Visibility is how MSPs catch misuse early

Not every anomaly is fraud—but every anomaly deserves investigation.

A cloned card produces a session identical to a legitimate one, using the same token, charging point, and CDR. A virtual credit card passes the initial payment check. An inflated home tariff remains within the plausible range. Each looks like normal charging until the money is already gone.

Across the industry, MSPs use a patchwork of solutions to manage back-office billing, roaming networks, and payment providers, each opening the potential for fraud to seep in, since these systems don't share data. Monthly billing cycles compound the delay: a bad actor gets four weeks of charging before the first payment attempt, and by the time it fails, the MSP will have losses to absorb.

Deftpower offers MSPs a white-label charging platform with full visibility into every charging session, across public charging and home charging, and across the driver side and the CPO side of the transaction. Fraud prevention runs continuously in the background, flagging misuse early and automatically blocking tokens or stopping sessions when fraud is confirmed. Providers running these controls have seen unpaid invoice ratios fall from over 15% to close to zero within 3 months since activation. Deftpower acts decisively to block fraudulent accounts permanently while credit controls resolve as the accounts settle.

Curious how much fraud and misuse is currently going unnoticed on your platform?
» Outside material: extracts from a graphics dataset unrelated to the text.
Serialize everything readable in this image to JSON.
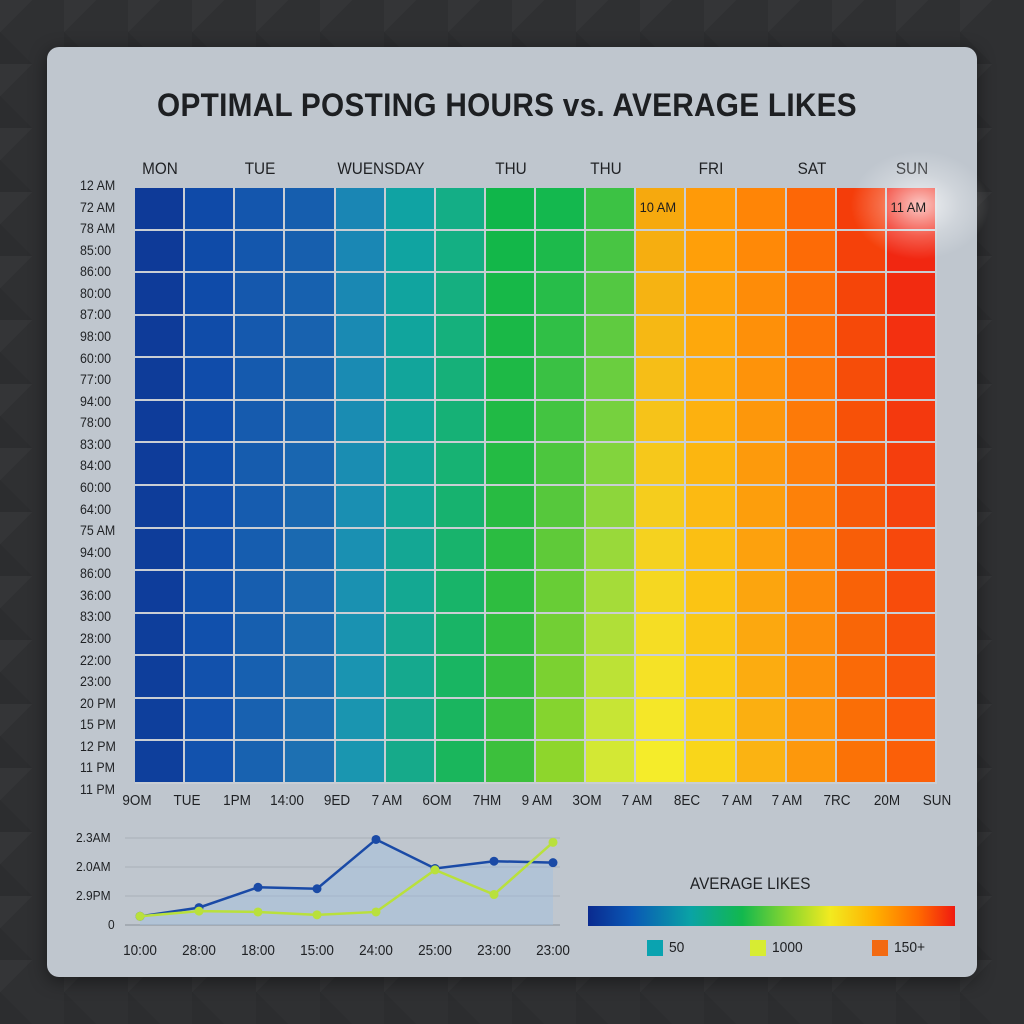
{
  "title": "OPTIMAL POSTING HOURS vs. AVERAGE LIKES",
  "chart_data": [
    {
      "type": "heatmap",
      "title": "OPTIMAL POSTING HOURS vs. AVERAGE LIKES",
      "day_labels": [
        {
          "label": "MON",
          "col": 0.5
        },
        {
          "label": "TUE",
          "col": 2.5
        },
        {
          "label": "WUENSDAY",
          "col": 4.9
        },
        {
          "label": "THU",
          "col": 7.5
        },
        {
          "label": "THU",
          "col": 9.4
        },
        {
          "label": "FRI",
          "col": 11.5
        },
        {
          "label": "SAT",
          "col": 13.5
        },
        {
          "label": "SUN",
          "col": 15.5
        }
      ],
      "hour_labels": [
        "12 AM",
        "72 AM",
        "78 AM",
        "85:00",
        "86:00",
        "80:00",
        "87:00",
        "98:00",
        "60:00",
        "77:00",
        "94:00",
        "78:00",
        "83:00",
        "84:00",
        "60:00",
        "64:00",
        "75 AM",
        "94:00",
        "86:00",
        "36:00",
        "83:00",
        "28:00",
        "22:00",
        "23:00",
        "20 PM",
        "15 PM",
        "12 PM",
        "11 PM",
        "11 PM"
      ],
      "bottom_labels": [
        "9OM",
        "TUE",
        "1PM",
        "14:00",
        "9ED",
        "7 AM",
        "6OM",
        "7HM",
        "9 AM",
        "3OM",
        "7 AM",
        "8EC",
        "7 AM",
        "7 AM",
        "7RC",
        "20M",
        "SUN"
      ],
      "columns": 16,
      "rows": 14,
      "highlights": [
        {
          "label": "10 AM",
          "col": 10
        },
        {
          "label": "11 AM",
          "col": 15
        }
      ],
      "column_colors": [
        [
          "#0e3a98",
          "#0e3f9c"
        ],
        [
          "#0f4aa8",
          "#1252ad"
        ],
        [
          "#1456ad",
          "#1862b0"
        ],
        [
          "#165eae",
          "#1d70b2"
        ],
        [
          "#1a86b4",
          "#1a96b0"
        ],
        [
          "#10a3a3",
          "#16aa8a"
        ],
        [
          "#14ae86",
          "#1ab65c"
        ],
        [
          "#10b64a",
          "#3cc03c"
        ],
        [
          "#14b84e",
          "#8ed62c"
        ],
        [
          "#3cc244",
          "#d3e834"
        ],
        [
          "#f6a90e",
          "#f5ec2a"
        ],
        [
          "#ff9a08",
          "#f9d61a"
        ],
        [
          "#ff8506",
          "#fbb312"
        ],
        [
          "#fd6706",
          "#fd980c"
        ],
        [
          "#f43d0a",
          "#fb7206"
        ],
        [
          "#f02212",
          "#fb5f08"
        ]
      ]
    },
    {
      "type": "line",
      "x": [
        "10:00",
        "28:00",
        "18:00",
        "15:00",
        "24:00",
        "25:00",
        "23:00",
        "23:00"
      ],
      "y_tick_labels": [
        "2.3AM",
        "2.0AM",
        "2.9PM",
        "0"
      ],
      "ylim": [
        0,
        3
      ],
      "series": [
        {
          "color": "#1a4aa6",
          "values": [
            0.3,
            0.6,
            1.3,
            1.25,
            2.95,
            1.95,
            2.2,
            2.15
          ]
        },
        {
          "color": "#b9e03c",
          "values": [
            0.3,
            0.48,
            0.45,
            0.35,
            0.45,
            1.9,
            1.05,
            2.85
          ]
        }
      ],
      "grid": true
    }
  ],
  "legend": {
    "title": "AVERAGE LIKES",
    "items": [
      {
        "label": "50",
        "color": "#0aa3b0"
      },
      {
        "label": "1000",
        "color": "#d7ec32"
      },
      {
        "label": "150+",
        "color": "#f26a12"
      }
    ]
  }
}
Get in touch with our team for a closer look.

FAQ

What is EV charging fraud?

EV charging fraud is any activity that creates charging costs an MSP or fleet operator cannot legitimately recover, or that inflates costs beyond what was actually consumed. It covers three categories: payment fraud, token fraud, and reimbursement fraud.

How can MSPs detect cloned or misused tokens?

By analysing charging sessions for patterns that cannot reasonably match the registered driver or vehicle, such as concurrent sessions on the same token, impossible travel distances between sessions, or excessive energy consumption.

What is pre-authorisation in EV charging?

Pre-authorisation is the practice of reserving an amount on a driver's payment method through the payment service provider before a charging session begins. If the reservation fails, the session does not start. This stops high-risk sessions before energy is delivered and unpaid invoices are created.

How can fleet operators prevent inflated home charging reimbursement claims?

By validating submitted home tariffs against local energy market data. Claims within a reasonable range can be approved automatically. Outliers are flagged for review before reimbursement is paid.

What is Plug & Charge and why is it more secure?

Plug & Charge (ISO 15118) is an authentication standard that uses a certificate stored in the vehicle to authenticate the driver and start the charging session automatically. Because the certificate cannot easily be copied or falsified, Plug & Charge is more secure than RFID-based authentication. Adoption is still limited because it requires compatibility between the CPO, the vehicle, and the MSP.

How can vehicle data help prevent EV charging fraud?

Vehicle data such as odometer readings, state of charge, and active power can confirm that the energy recorded in a CDR matches what actually entered the registered vehicle. Tokens can be cloned and tariffs can be inflated, but vehicle data ties the session to a specific car, which is much harder to fake.